Yannick est de ceux là. Je pense encore à lui trois jours après l’avoir rencontré dans un cinéma de Marseille. Il est sans aucun doute un être humain formidable, rendu précaire, malade, abimé par une société en proie à la perdition, à la plus grande des violences : celle qui blesse l’âme.
Ce film, mini, d’une durée de 1 heure et 7 minutes est un joyau. Il offre à ses personnages la possibilité d’étoffer un jeu que l’on connaissait déjà : je pense ici à Pio Marmai qui ne m’a jamais autant fait penser au grand Patrick Dewaere. Et à ce nouveau venu (pour moi car j’étais passée à côté de lui jusque là) Raphael Quenard, qui par son phrasé et cette façon de se mouvoir m’a émue dès les premières minutes. Le rôle est fait pour lui, sur mesure. Il dit tout avec une vérité implacable. Une gageur dans ce monde de faux semblant où il est plus valorisé de se cacher derrière une attitude que de dire et parler vrai.
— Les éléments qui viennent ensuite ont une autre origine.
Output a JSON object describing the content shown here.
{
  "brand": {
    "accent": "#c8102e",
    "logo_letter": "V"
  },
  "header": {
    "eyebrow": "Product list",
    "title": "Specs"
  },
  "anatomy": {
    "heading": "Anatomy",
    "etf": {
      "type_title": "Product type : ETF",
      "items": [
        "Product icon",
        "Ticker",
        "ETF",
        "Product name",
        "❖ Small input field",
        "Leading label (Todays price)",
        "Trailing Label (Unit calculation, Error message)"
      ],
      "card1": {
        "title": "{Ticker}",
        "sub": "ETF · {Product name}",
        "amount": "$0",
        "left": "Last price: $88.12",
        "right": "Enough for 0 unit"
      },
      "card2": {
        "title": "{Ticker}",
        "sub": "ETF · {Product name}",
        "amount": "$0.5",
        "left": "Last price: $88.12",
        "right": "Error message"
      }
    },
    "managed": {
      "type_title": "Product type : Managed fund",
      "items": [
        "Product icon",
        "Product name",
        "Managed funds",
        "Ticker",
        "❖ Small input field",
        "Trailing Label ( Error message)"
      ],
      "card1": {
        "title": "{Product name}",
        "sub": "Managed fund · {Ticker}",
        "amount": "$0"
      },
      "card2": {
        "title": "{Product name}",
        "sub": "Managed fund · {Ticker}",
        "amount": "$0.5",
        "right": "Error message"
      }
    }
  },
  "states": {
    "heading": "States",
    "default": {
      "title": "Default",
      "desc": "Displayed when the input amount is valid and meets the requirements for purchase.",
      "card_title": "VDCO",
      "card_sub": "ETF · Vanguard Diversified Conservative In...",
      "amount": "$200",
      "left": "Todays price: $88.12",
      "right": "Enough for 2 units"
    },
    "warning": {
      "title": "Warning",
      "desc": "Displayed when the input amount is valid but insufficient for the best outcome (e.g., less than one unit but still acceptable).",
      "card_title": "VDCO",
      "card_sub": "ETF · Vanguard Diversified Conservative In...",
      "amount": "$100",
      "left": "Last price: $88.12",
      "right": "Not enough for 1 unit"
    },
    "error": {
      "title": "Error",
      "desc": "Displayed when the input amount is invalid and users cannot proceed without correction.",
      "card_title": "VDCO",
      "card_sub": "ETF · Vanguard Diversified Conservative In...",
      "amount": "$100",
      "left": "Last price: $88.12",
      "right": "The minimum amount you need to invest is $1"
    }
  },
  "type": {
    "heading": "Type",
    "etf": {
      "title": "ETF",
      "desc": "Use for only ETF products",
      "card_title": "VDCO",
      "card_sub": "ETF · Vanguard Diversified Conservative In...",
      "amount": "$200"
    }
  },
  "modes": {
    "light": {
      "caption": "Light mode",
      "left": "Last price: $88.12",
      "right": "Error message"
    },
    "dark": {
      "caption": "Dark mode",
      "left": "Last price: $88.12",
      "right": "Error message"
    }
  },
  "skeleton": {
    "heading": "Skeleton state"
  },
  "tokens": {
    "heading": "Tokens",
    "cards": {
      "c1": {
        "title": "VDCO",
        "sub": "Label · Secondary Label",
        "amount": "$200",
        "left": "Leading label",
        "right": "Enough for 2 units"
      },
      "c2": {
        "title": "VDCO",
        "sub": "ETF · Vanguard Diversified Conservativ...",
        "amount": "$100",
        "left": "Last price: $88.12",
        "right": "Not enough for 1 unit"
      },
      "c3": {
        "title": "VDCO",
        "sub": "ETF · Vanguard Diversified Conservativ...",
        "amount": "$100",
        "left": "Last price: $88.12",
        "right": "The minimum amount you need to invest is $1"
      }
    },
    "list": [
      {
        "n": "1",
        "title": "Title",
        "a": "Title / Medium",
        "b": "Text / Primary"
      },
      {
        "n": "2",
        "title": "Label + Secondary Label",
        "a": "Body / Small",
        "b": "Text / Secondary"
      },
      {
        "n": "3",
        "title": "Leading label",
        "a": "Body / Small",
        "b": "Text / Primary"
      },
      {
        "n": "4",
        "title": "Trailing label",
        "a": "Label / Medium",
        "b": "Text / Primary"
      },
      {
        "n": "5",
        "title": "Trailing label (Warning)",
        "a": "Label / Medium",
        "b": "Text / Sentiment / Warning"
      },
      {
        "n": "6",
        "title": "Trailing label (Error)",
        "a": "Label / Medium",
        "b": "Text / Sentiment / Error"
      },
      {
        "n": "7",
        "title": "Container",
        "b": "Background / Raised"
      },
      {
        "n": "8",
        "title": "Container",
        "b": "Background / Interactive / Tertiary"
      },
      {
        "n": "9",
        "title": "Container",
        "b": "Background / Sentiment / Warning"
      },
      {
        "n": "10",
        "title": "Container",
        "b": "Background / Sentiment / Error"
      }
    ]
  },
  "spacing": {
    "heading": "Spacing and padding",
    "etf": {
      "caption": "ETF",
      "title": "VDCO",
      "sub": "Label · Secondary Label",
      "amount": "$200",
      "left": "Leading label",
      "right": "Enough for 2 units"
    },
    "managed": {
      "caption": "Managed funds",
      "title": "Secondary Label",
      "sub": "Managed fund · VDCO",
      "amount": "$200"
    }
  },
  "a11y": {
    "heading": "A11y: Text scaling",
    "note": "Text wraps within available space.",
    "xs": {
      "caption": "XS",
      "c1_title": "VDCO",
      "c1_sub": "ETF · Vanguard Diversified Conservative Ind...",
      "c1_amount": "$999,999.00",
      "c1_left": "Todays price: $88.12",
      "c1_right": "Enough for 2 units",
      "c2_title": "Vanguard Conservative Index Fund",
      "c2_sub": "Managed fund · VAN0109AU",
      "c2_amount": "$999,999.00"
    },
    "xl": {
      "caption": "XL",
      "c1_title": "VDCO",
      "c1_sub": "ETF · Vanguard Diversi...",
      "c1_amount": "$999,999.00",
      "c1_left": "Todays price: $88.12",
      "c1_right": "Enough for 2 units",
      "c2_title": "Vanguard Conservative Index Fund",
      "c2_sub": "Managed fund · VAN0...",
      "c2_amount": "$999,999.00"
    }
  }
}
Il dit ici le ras le bol qui est le sien. Dans cette société où on nous enjoint à la légèreté, à la bienveillance et au bien vivre ensemble, alors que la réalité d’une majorité est toute autre et d’une violence sans nom (cumul de travails pour joindre les deux bouts, violence au quotidien due à la hausse des prix, injustice sociale…)
Yannick dit tout cela en filigrane, sans lourdeur aucune, en se jouant des codes du théâtre de boulevard.
Sans aucun doute mon film préféré de Mr Oizo et un film qui compte pour ce qu’il dénonce du marasme économique et surtout humain dans lequel nous évoluons désormais.
Le dernier plan est glaçant. J’aime et respecte énormément le choix de Quentin Dupieux d’utiliser sa voix, son art pour dire les dangereuses dérives du gouvernement en place.
Du rôle social et politique du cinéma.